514. mRNA Transfection Results in Efficient Overexpression of Transgenes in Leukemic Cell Lines and Hematopoietic Stem Cells

Abstract

DNA-Vector transfection of eukaryotic cells needs transport of the DNA to the nucleus for efficient transcription and subsequent translation. In suspension cells most DNA-transfection methods are either inefficient (e.g. lipofection) or stressful for the cells (electroporation or nucleofection), which leads to high cell losses during the transfection process. We report the use of in vitro transcribed, capped and polyadenylated mRNA for the transfection of leukemic cell lines in comparison to DNA delivery. Templates for in vitro transcription were generated by PCR. The forward primer included the T7-promoter and the reverse primer a fragment of the beta-globin 3'UTR to increase the in vivo half life of the mRNA. Electroporation of GFP-mRNA into Jurkat, K562 or Kg1a lead to a GFP overexpression in 95 % of the transfected cells, with survival rates of 80 to 90%. Electroporation with pEGFP-N1 using the same pulse conditions resulted in GFP-overexpression in 62% of Jurkat or 9% of K562, with survival rates of 50% and 40 %, respectively. Our results suggest that electroporation of DNA is more toxic than mRNA transfection. GFP-expression in mRNA transfected cells was visible two hours after the transfection and peaked at about 12h. In contrast to DNA-transfection, mRNA mediated GFP expression levels were uniform in transfected cells.

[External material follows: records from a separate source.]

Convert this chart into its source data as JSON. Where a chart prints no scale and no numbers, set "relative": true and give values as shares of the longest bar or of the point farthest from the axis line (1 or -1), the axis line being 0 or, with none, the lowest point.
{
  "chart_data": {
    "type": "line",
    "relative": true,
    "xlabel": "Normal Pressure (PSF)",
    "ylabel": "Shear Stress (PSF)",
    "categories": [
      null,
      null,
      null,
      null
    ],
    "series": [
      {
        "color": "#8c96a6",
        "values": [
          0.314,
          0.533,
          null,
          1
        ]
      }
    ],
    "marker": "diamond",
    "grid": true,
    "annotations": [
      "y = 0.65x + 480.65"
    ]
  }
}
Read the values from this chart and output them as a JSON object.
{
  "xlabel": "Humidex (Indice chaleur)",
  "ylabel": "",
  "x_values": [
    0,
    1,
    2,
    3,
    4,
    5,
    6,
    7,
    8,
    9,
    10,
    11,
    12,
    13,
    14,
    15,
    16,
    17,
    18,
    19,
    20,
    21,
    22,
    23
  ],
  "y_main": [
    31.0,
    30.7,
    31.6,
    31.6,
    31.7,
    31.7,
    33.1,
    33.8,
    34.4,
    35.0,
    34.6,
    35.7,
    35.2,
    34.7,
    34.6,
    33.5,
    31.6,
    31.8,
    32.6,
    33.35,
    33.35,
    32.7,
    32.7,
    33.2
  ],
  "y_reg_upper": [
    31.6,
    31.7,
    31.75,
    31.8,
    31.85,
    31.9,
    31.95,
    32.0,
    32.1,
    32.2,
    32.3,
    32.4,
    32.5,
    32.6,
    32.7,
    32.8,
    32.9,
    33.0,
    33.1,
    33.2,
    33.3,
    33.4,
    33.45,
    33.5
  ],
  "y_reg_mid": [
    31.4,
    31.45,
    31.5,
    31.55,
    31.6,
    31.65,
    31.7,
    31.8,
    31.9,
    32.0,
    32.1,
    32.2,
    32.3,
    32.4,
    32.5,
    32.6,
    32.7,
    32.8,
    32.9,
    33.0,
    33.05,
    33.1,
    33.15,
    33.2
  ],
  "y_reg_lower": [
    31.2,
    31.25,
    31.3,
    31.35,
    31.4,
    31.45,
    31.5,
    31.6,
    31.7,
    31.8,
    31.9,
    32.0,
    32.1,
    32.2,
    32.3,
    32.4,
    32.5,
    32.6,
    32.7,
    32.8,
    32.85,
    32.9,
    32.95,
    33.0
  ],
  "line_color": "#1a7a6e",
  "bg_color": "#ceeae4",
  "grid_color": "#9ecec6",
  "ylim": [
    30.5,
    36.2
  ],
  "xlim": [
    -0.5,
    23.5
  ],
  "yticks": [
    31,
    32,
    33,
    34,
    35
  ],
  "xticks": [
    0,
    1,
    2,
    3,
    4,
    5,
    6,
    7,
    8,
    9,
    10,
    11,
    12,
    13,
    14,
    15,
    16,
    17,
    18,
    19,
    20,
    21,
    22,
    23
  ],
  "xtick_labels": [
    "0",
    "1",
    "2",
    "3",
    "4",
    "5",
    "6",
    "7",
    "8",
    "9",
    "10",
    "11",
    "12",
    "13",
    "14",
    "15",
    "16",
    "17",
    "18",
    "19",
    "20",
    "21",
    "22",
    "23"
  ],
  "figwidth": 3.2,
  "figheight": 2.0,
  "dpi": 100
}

To investigate whether mRNA transfection results in functional transgene expression, mRNA coding the chemokine receptor CXCR4 was generated and electroporated into CXCR4 negative K562 cells. Flow cytometric analyses showed CXCR4 overexpression in more than 90% of transfected cells. Calcium flux measurements displayed a robust increase of intracellular free calcium in CXCR4-mRNA transfected K562 upon binding of the CXCR4 ligand SDF-1, while no calcium flux was visible in GFP-mRNA transfected or untransfected K562. Electroporation of GFP-mRNA into CD34+ hematopoietic progenitor cells or mesenchymal stem cells resulted in GFP overexpression in > 50% of transfected cells, respectively. Experiments are under way to further improve the mRNA transfection for primary cells. mRNA transfection is a highly efficient means for transient overexpression of transgenes in various cell lines and primary cells.